Notice & Comment

Due Process, Fair Notice, and Individual Liberty for Immigrants Too?

The balance of power in immigration law is heavily tilted toward the government.  As the Supreme Court’s decision this week in Jennings v. Rodriguez shows, the exact constitutional limits to the government’s power are still unclear.  Foreign nationals do have some rights, but they often feel the weight of government power to an exceptional extent.  Individuals in removal hearings mostly have no right to government funded counsel and the law that is applied to them is harsh, complex and opaque.  Much of that law is subject only to a “facially legitimate” standard of constitutional review. Many individuals do not even receive a hearing because of expedited removal or agency practices that push for individuals to waive rights to a hearing.

If one described the extent of government power in immigration law but left out any indication that immigrants are the subjects of that power, those who seek to limit the authority of the federal government probably would be alarmed.  There is a re-energized movement to weaken federal agency power.  Some who seek to weaken agency power do so because they believe administrative agencies are illegitimate.  Others seek to increase individual liberty by decreasing agency power without calling for the demise of administrative law.  The White House Counsel, Don McGahn, called the regulatory state “the greatest threat to the rule of law in our modern society.”  He also characterized the administrative state as a “direct threat to individual liberty” and described the Trump Administration’s vision for regulatory reform as guided by three principles:  due process; fair notice; and individual liberty.

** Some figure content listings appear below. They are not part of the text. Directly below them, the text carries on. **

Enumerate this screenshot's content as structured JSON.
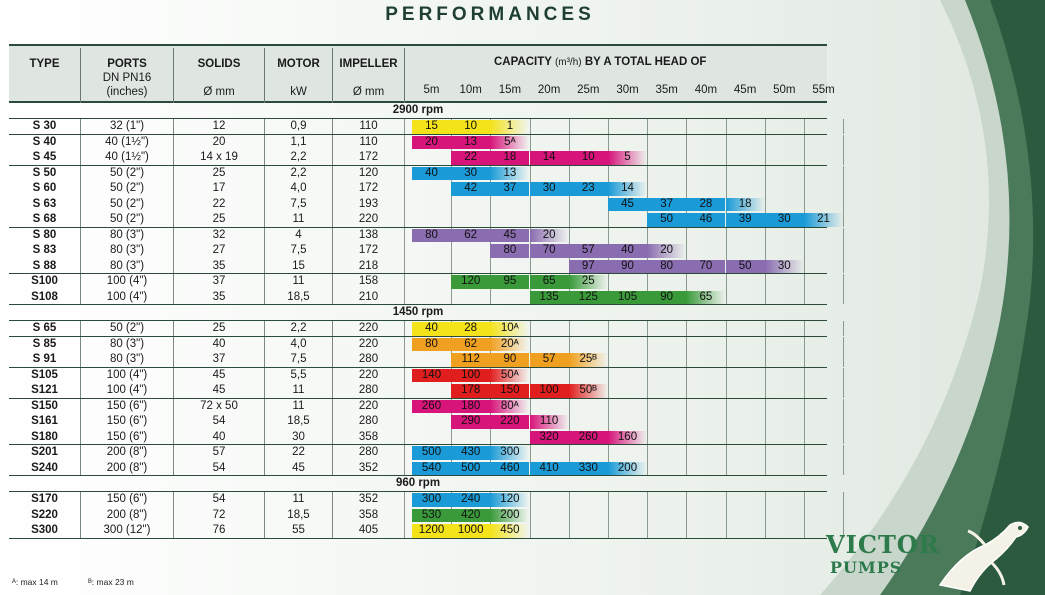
{
  "title": "PERFORMANCES",
  "headers": {
    "type": "TYPE",
    "ports": [
      "PORTS",
      "DN PN16",
      "(inches)"
    ],
    "solids": [
      "SOLIDS",
      "Ø mm"
    ],
    "motor": [
      "MOTOR",
      "kW"
    ],
    "impeller": [
      "IMPELLER",
      "Ø mm"
    ],
    "capacity": "CAPACITY",
    "capacity_unit": "(m³/h)",
    "capacity_tail": "BY A TOTAL HEAD OF",
    "heads": [
      "5m",
      "10m",
      "15m",
      "20m",
      "25m",
      "30m",
      "35m",
      "40m",
      "45m",
      "50m",
      "55m"
    ]
  },
  "groups": [
    {
      "rpm": "2900 rpm",
      "sections": [
        [
          {
            "type": "S 30",
            "ports": "32 (1\")",
            "solids": "12",
            "motor": "0,9",
            "impeller": "110",
            "start": 0,
            "values": [
              "15",
              "10",
              "1"
            ],
            "color": "#f4e21a"
          }
        ],
        [
          {
            "type": "S 40",
            "ports": "40 (1½\")",
            "solids": "20",
            "motor": "1,1",
            "impeller": "110",
            "start": 0,
            "values": [
              "20",
              "13",
              "5ᴬ"
            ],
            "color": "#d7147a"
          },
          {
            "type": "S 45",
            "ports": "40 (1½\")",
            "solids": "14 x 19",
            "motor": "2,2",
            "impeller": "172",
            "start": 1,
            "values": [
              "22",
              "18",
              "14",
              "10",
              "5"
            ],
            "color": "#d7147a"
          }
        ],
        [
          {
            "type": "S 50",
            "ports": "50 (2\")",
            "solids": "25",
            "motor": "2,2",
            "impeller": "120",
            "start": 0,
            "values": [
              "40",
              "30",
              "13"
            ],
            "color": "#1a9ad6"
          },
          {
            "type": "S 60",
            "ports": "50 (2\")",
            "solids": "17",
            "motor": "4,0",
            "impeller": "172",
            "start": 1,
            "values": [
              "42",
              "37",
              "30",
              "23",
              "14"
            ],
            "color": "#1a9ad6"
          },
          {
            "type": "S 63",
            "ports": "50 (2\")",
            "solids": "22",
            "motor": "7,5",
            "impeller": "193",
            "start": 5,
            "values": [
              "45",
              "37",
              "28",
              "18"
            ],
            "color": "#1a9ad6"
          },
          {
            "type": "S 68",
            "ports": "50 (2\")",
            "solids": "25",
            "motor": "11",
            "impeller": "220",
            "start": 6,
            "values": [
              "50",
              "46",
              "39",
              "30",
              "21"
            ],
            "color": "#1a9ad6"
          }
        ],
        [
          {
            "type": "S 80",
            "ports": "80 (3\")",
            "solids": "32",
            "motor": "4",
            "impeller": "138",
            "start": 0,
            "values": [
              "80",
              "62",
              "45",
              "20"
            ],
            "color": "#8a6cb0"
          },
          {
            "type": "S 83",
            "ports": "80 (3\")",
            "solids": "27",
            "motor": "7,5",
            "impeller": "172",
            "start": 2,
            "values": [
              "80",
              "70",
              "57",
              "40",
              "20"
            ],
            "color": "#8a6cb0"
          },
          {
            "type": "S 88",
            "ports": "80 (3\")",
            "solids": "35",
            "motor": "15",
            "impeller": "218",
            "start": 4,
            "values": [
              "97",
              "90",
              "80",
              "70",
              "50",
              "30"
            ],
            "color": "#8a6cb0"
          }
        ],
        [
          {
            "type": "S100",
            "ports": "100 (4\")",
            "solids": "37",
            "motor": "11",
            "impeller": "158",
            "start": 1,
            "values": [
              "120",
              "95",
              "65",
              "25"
            ],
            "color": "#3a9a3a"
          },
          {
            "type": "S108",
            "ports": "100 (4\")",
            "solids": "35",
            "motor": "18,5",
            "impeller": "210",
            "start": 3,
            "values": [
              "135",
              "125",
              "105",
              "90",
              "65"
            ],
            "color": "#3a9a3a"
          }
        ]
      ]
    },
    {
      "rpm": "1450 rpm",
      "sections": [
        [
          {
            "type": "S 65",
            "ports": "50 (2\")",
            "solids": "25",
            "motor": "2,2",
            "impeller": "220",
            "start": 0,
            "values": [
              "40",
              "28",
              "10ᴬ"
            ],
            "color": "#f4e21a"
          }
        ],
        [
          {
            "type": "S 85",
            "ports": "80 (3\")",
            "solids": "40",
            "motor": "4,0",
            "impeller": "220",
            "start": 0,
            "values": [
              "80",
              "62",
              "20ᴬ"
            ],
            "color": "#f0a020"
          },
          {
            "type": "S 91",
            "ports": "80 (3\")",
            "solids": "37",
            "motor": "7,5",
            "impeller": "280",
            "start": 1,
            "values": [
              "112",
              "90",
              "57",
              "25ᴮ"
            ],
            "color": "#f0a020"
          }
        ],
        [
          {
            "type": "S105",
            "ports": "100 (4\")",
            "solids": "45",
            "motor": "5,5",
            "impeller": "220",
            "start": 0,
            "values": [
              "140",
              "100",
              "50ᴬ"
            ],
            "color": "#e01e1e"
          },
          {
            "type": "S121",
            "ports": "100 (4\")",
            "solids": "45",
            "motor": "11",
            "impeller": "280",
            "start": 1,
            "values": [
              "178",
              "150",
              "100",
              "50ᴮ"
            ],
            "color": "#e01e1e"
          }
        ],
        [
          {
            "type": "S150",
            "ports": "150 (6\")",
            "solids": "72 x 50",
            "motor": "11",
            "impeller": "220",
            "start": 0,
            "values": [
              "260",
              "180",
              "80ᴬ"
            ],
            "color": "#d7147a"
          },
          {
            "type": "S161",
            "ports": "150 (6\")",
            "solids": "54",
            "motor": "18,5",
            "impeller": "280",
            "start": 1,
            "values": [
              "290",
              "220",
              "110"
            ],
            "color": "#d7147a"
          },
          {
            "type": "S180",
            "ports": "150 (6\")",
            "solids": "40",
            "motor": "30",
            "impeller": "358",
            "start": 3,
            "values": [
              "320",
              "260",
              "160"
            ],
            "color": "#d7147a"
          }
        ],
        [
          {
            "type": "S201",
            "ports": "200 (8\")",
            "solids": "57",
            "motor": "22",
            "impeller": "280",
            "start": 0,
            "values": [
              "500",
              "430",
              "300"
            ],
            "color": "#1a9ad6"
          },
          {
            "type": "S240",
            "ports": "200 (8\")",
            "solids": "54",
            "motor": "45",
            "impeller": "352",
            "start": 0,
            "values": [
              "540",
              "500",
              "460",
              "410",
              "330",
              "200"
            ],
            "color": "#1a9ad6"
          }
        ]
      ]
    },
    {
      "rpm": "960 rpm",
      "sections": [
        [
          {
            "type": "S170",
            "ports": "150 (6\")",
            "solids": "54",
            "motor": "11",
            "impeller": "352",
            "start": 0,
            "values": [
              "300",
              "240",
              "120"
            ],
            "color": "#1a9ad6"
          },
          {
            "type": "S220",
            "ports": "200 (8\")",
            "solids": "72",
            "motor": "18,5",
            "impeller": "358",
            "start": 0,
            "values": [
              "530",
              "420",
              "200"
            ],
            "color": "#3a9a3a"
          },
          {
            "type": "S300",
            "ports": "300 (12\")",
            "solids": "76",
            "motor": "55",
            "impeller": "405",
            "start": 0,
            "values": [
              "1200",
              "1000",
              "450"
            ],
            "color": "#f4e21a"
          }
        ]
      ]
    }
  ],
  "footnotes": [
    "ᴬ: max 14 m",
    "ᴮ: max 23 m"
  ],
  "logo": {
    "line1": "VICTOR",
    "line2": "PUMPS"
  }
}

What happens to the ideas behind this movement when it comes to immigration law?  I explore this question in an article called Immigration Law Allies and Administrative Law Adversaries.  I point out that those who wish to diminish agency power need to clarify whether that goal includes immigration law.  If not, why not?  I also examine a related phenomenon.  Those who are concerned about agency power in immigration law may not share the end goals of administrative law adversaries.  Those end goals could be a denouncement of much of administrative law as unconstitutional or a desire to only reduce agency power.

There is therefore a convergence between immigration law allies and administrative law adversaries.  In the context of immigration law, they may share a goal of reducing agency power.  But beyond immigration law they may diverge.  Immigration law allies can appreciate concerns about government power, but do those concerns extend beyond immigration law?  Administrative law adversaries express their concerns about government power.  Do those concerns extend to immigration law?